Intel’s Chief Financial Officer, David Zinsner, credited the improved earnings per share to prudent cost control, with operating expenses shrinking by 15% compared to the previous year.

Furthermore, Intel has reduced its workforce, with 120,300 employees, down from 131,500 the previous year.

Intel’s Business Units: A Mixed Bag of Results

  1. Client Computing Group: Sales in this segment, which includes laptop and PC processor shipments, dropped by 3% to $7.9 billion.
  2. Data Center and AI Division: This division, offering server chips, faced a 10% sales decline, citing competitive pressures and a smaller market for server processors.
  3. Mobileye: Intel’s subsidiary for self-driving car parts witnessed an 18% growth, reaching $530 million in sales.
  4. Intel Foundry Services: Although a small part of Intel’s business with $311 million in revenue, it experienced impressive growth of nearly 300% from the previous year, thanks to a major customer commitment and prepayment.
  5. Network and Edge Division: Sales in this segment, responsible for networking parts, reported a 32% decline to $1.5 billion.

Intel’s Future Direction

Intel has reaffirmed its belief in the value of its chips for artificial intelligence applications, particularly for running AI models on local devices, a shift away from cloud computing.

The company acknowledges competition from the likes of Nvidia, with some server customers moving towards AI-specific chips.

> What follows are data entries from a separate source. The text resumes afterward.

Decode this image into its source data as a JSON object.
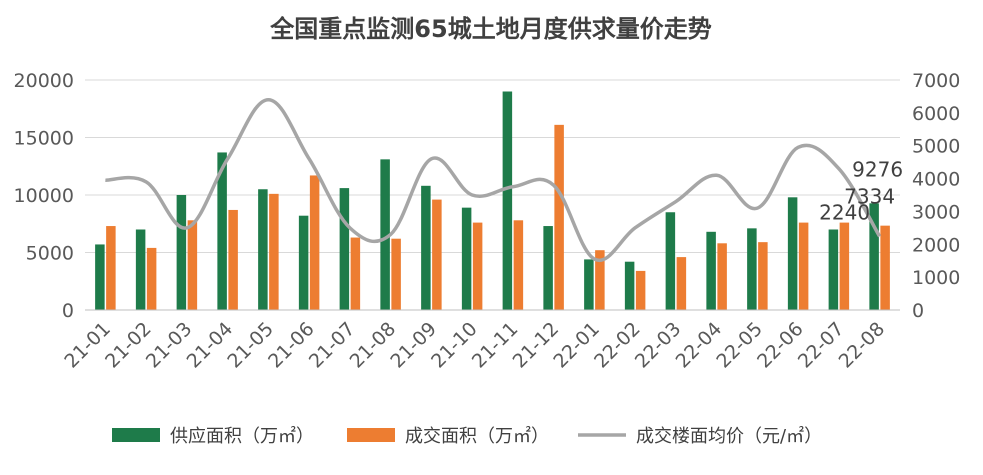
{
  "chart_data": {
    "type": "bar",
    "title": "全国重点监测65城土地月度供求量价走势",
    "categories": [
      "21-01",
      "21-02",
      "21-03",
      "21-04",
      "21-05",
      "21-06",
      "21-07",
      "21-08",
      "21-09",
      "21-10",
      "21-11",
      "21-12",
      "22-01",
      "22-02",
      "22-03",
      "22-04",
      "22-05",
      "22-06",
      "22-07",
      "22-08"
    ],
    "series": [
      {
        "name": "供应面积（万㎡）",
        "type": "bar",
        "axis": "left",
        "color": "#1e7b4a",
        "values": [
          5700,
          7000,
          10000,
          13700,
          10500,
          8200,
          10600,
          13100,
          10800,
          8900,
          19000,
          7300,
          4400,
          4200,
          8500,
          6800,
          7100,
          9800,
          7000,
          9276
        ]
      },
      {
        "name": "成交面积（万㎡）",
        "type": "bar",
        "axis": "left",
        "color": "#ed7d31",
        "values": [
          7300,
          5400,
          7800,
          8700,
          10100,
          11700,
          6300,
          6200,
          9600,
          7600,
          7800,
          16100,
          5200,
          3400,
          4600,
          5800,
          5900,
          7600,
          7600,
          7334
        ]
      },
      {
        "name": "成交楼面均价（元/㎡）",
        "type": "line",
        "axis": "right",
        "color": "#a6a6a6",
        "values": [
          3950,
          3900,
          2500,
          4600,
          6400,
          4600,
          2500,
          2300,
          4600,
          3500,
          3750,
          3800,
          1550,
          2500,
          3300,
          4100,
          3100,
          4950,
          4300,
          2240
        ]
      }
    ],
    "y_left": {
      "range": [
        0,
        20000
      ],
      "ticks": [
        "0",
        "5000",
        "10000",
        "15000",
        "20000"
      ]
    },
    "y_right": {
      "range": [
        0,
        7000
      ],
      "ticks": [
        "0",
        "1000",
        "2000",
        "3000",
        "4000",
        "5000",
        "6000",
        "7000"
      ]
    },
    "data_labels": [
      {
        "series": 0,
        "category": "22-08",
        "text": "9276"
      },
      {
        "series": 1,
        "category": "22-08",
        "text": "7334"
      },
      {
        "series": 2,
        "category": "22-08",
        "text": "2240"
      }
    ],
    "grid": true,
    "legend_position": "bottom"
  }
}
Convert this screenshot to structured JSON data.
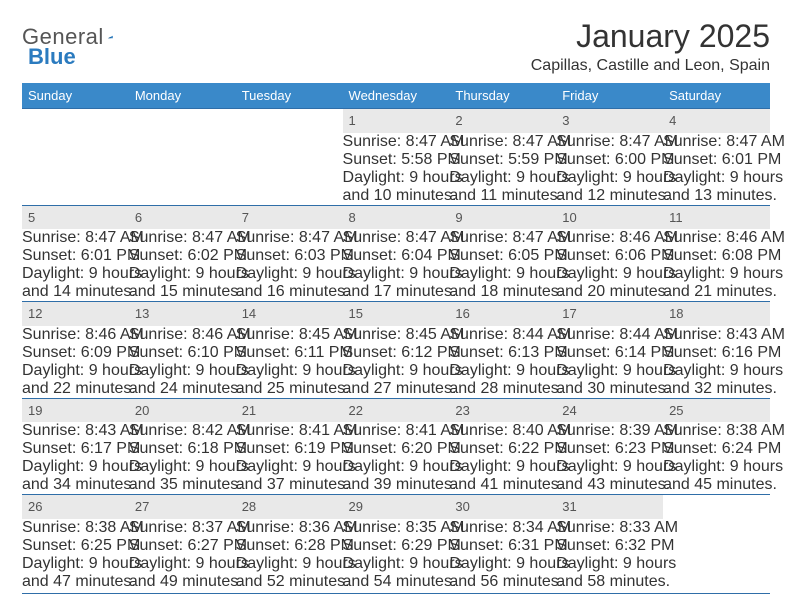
{
  "brand": {
    "part1": "General",
    "part2": "Blue"
  },
  "title": "January 2025",
  "location": "Capillas, Castille and Leon, Spain",
  "colors": {
    "header_bg": "#3a89c9",
    "header_text": "#ffffff",
    "rule": "#2f6ea8",
    "daynum_bg": "#e9e9e9",
    "text": "#333333",
    "logo_gray": "#555555",
    "logo_blue": "#2b7bbf"
  },
  "day_headers": [
    "Sunday",
    "Monday",
    "Tuesday",
    "Wednesday",
    "Thursday",
    "Friday",
    "Saturday"
  ],
  "weeks": [
    [
      {
        "blank": true
      },
      {
        "blank": true
      },
      {
        "blank": true
      },
      {
        "n": "1",
        "sunrise": "8:47 AM",
        "sunset": "5:58 PM",
        "dl1": "Daylight: 9 hours",
        "dl2": "and 10 minutes."
      },
      {
        "n": "2",
        "sunrise": "8:47 AM",
        "sunset": "5:59 PM",
        "dl1": "Daylight: 9 hours",
        "dl2": "and 11 minutes."
      },
      {
        "n": "3",
        "sunrise": "8:47 AM",
        "sunset": "6:00 PM",
        "dl1": "Daylight: 9 hours",
        "dl2": "and 12 minutes."
      },
      {
        "n": "4",
        "sunrise": "8:47 AM",
        "sunset": "6:01 PM",
        "dl1": "Daylight: 9 hours",
        "dl2": "and 13 minutes."
      }
    ],
    [
      {
        "n": "5",
        "sunrise": "8:47 AM",
        "sunset": "6:01 PM",
        "dl1": "Daylight: 9 hours",
        "dl2": "and 14 minutes."
      },
      {
        "n": "6",
        "sunrise": "8:47 AM",
        "sunset": "6:02 PM",
        "dl1": "Daylight: 9 hours",
        "dl2": "and 15 minutes."
      },
      {
        "n": "7",
        "sunrise": "8:47 AM",
        "sunset": "6:03 PM",
        "dl1": "Daylight: 9 hours",
        "dl2": "and 16 minutes."
      },
      {
        "n": "8",
        "sunrise": "8:47 AM",
        "sunset": "6:04 PM",
        "dl1": "Daylight: 9 hours",
        "dl2": "and 17 minutes."
      },
      {
        "n": "9",
        "sunrise": "8:47 AM",
        "sunset": "6:05 PM",
        "dl1": "Daylight: 9 hours",
        "dl2": "and 18 minutes."
      },
      {
        "n": "10",
        "sunrise": "8:46 AM",
        "sunset": "6:06 PM",
        "dl1": "Daylight: 9 hours",
        "dl2": "and 20 minutes."
      },
      {
        "n": "11",
        "sunrise": "8:46 AM",
        "sunset": "6:08 PM",
        "dl1": "Daylight: 9 hours",
        "dl2": "and 21 minutes."
      }
    ],
    [
      {
        "n": "12",
        "sunrise": "8:46 AM",
        "sunset": "6:09 PM",
        "dl1": "Daylight: 9 hours",
        "dl2": "and 22 minutes."
      },
      {
        "n": "13",
        "sunrise": "8:46 AM",
        "sunset": "6:10 PM",
        "dl1": "Daylight: 9 hours",
        "dl2": "and 24 minutes."
      },
      {
        "n": "14",
        "sunrise": "8:45 AM",
        "sunset": "6:11 PM",
        "dl1": "Daylight: 9 hours",
        "dl2": "and 25 minutes."
      },
      {
        "n": "15",
        "sunrise": "8:45 AM",
        "sunset": "6:12 PM",
        "dl1": "Daylight: 9 hours",
        "dl2": "and 27 minutes."
      },
      {
        "n": "16",
        "sunrise": "8:44 AM",
        "sunset": "6:13 PM",
        "dl1": "Daylight: 9 hours",
        "dl2": "and 28 minutes."
      },
      {
        "n": "17",
        "sunrise": "8:44 AM",
        "sunset": "6:14 PM",
        "dl1": "Daylight: 9 hours",
        "dl2": "and 30 minutes."
      },
      {
        "n": "18",
        "sunrise": "8:43 AM",
        "sunset": "6:16 PM",
        "dl1": "Daylight: 9 hours",
        "dl2": "and 32 minutes."
      }
    ],
    [
      {
        "n": "19",
        "sunrise": "8:43 AM",
        "sunset": "6:17 PM",
        "dl1": "Daylight: 9 hours",
        "dl2": "and 34 minutes."
      },
      {
        "n": "20",
        "sunrise": "8:42 AM",
        "sunset": "6:18 PM",
        "dl1": "Daylight: 9 hours",
        "dl2": "and 35 minutes."
      },
      {
        "n": "21",
        "sunrise": "8:41 AM",
        "sunset": "6:19 PM",
        "dl1": "Daylight: 9 hours",
        "dl2": "and 37 minutes."
      },
      {
        "n": "22",
        "sunrise": "8:41 AM",
        "sunset": "6:20 PM",
        "dl1": "Daylight: 9 hours",
        "dl2": "and 39 minutes."
      },
      {
        "n": "23",
        "sunrise": "8:40 AM",
        "sunset": "6:22 PM",
        "dl1": "Daylight: 9 hours",
        "dl2": "and 41 minutes."
      },
      {
        "n": "24",
        "sunrise": "8:39 AM",
        "sunset": "6:23 PM",
        "dl1": "Daylight: 9 hours",
        "dl2": "and 43 minutes."
      },
      {
        "n": "25",
        "sunrise": "8:38 AM",
        "sunset": "6:24 PM",
        "dl1": "Daylight: 9 hours",
        "dl2": "and 45 minutes."
      }
    ],
    [
      {
        "n": "26",
        "sunrise": "8:38 AM",
        "sunset": "6:25 PM",
        "dl1": "Daylight: 9 hours",
        "dl2": "and 47 minutes."
      },
      {
        "n": "27",
        "sunrise": "8:37 AM",
        "sunset": "6:27 PM",
        "dl1": "Daylight: 9 hours",
        "dl2": "and 49 minutes."
      },
      {
        "n": "28",
        "sunrise": "8:36 AM",
        "sunset": "6:28 PM",
        "dl1": "Daylight: 9 hours",
        "dl2": "and 52 minutes."
      },
      {
        "n": "29",
        "sunrise": "8:35 AM",
        "sunset": "6:29 PM",
        "dl1": "Daylight: 9 hours",
        "dl2": "and 54 minutes."
      },
      {
        "n": "30",
        "sunrise": "8:34 AM",
        "sunset": "6:31 PM",
        "dl1": "Daylight: 9 hours",
        "dl2": "and 56 minutes."
      },
      {
        "n": "31",
        "sunrise": "8:33 AM",
        "sunset": "6:32 PM",
        "dl1": "Daylight: 9 hours",
        "dl2": "and 58 minutes."
      },
      {
        "blank": true
      }
    ]
  ],
  "labels": {
    "sunrise_prefix": "Sunrise: ",
    "sunset_prefix": "Sunset: "
  }
}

Nvidia and AMD have reportedly been developing Arm-based chips to rival Intel in the PC market, but Intel’s CEO, Pat Gelsinger, downplays their significance, highlighting Intel’s historical dominance in the market.

Nevertheless, Intel recognizes the potential of manufacturing Arm-based PC chips as an opportunity.

The company is determined to catch up with Taiwan Semiconductor Manufacturing Co.’s chipmaking technology by 2025, an ambitious plan known as “five nodes in four years.” Progress has been encouraging, with Intel moving closer to realizing this goal.

In summary, Intel’s remarkable Q3 earnings have defied market expectations, propelling the company forward in the face of declining revenue.

Their strategic cost-cutting measures, diversified business units, and future technological advancements position Intel for a promising future in the ever-evolving tech industry.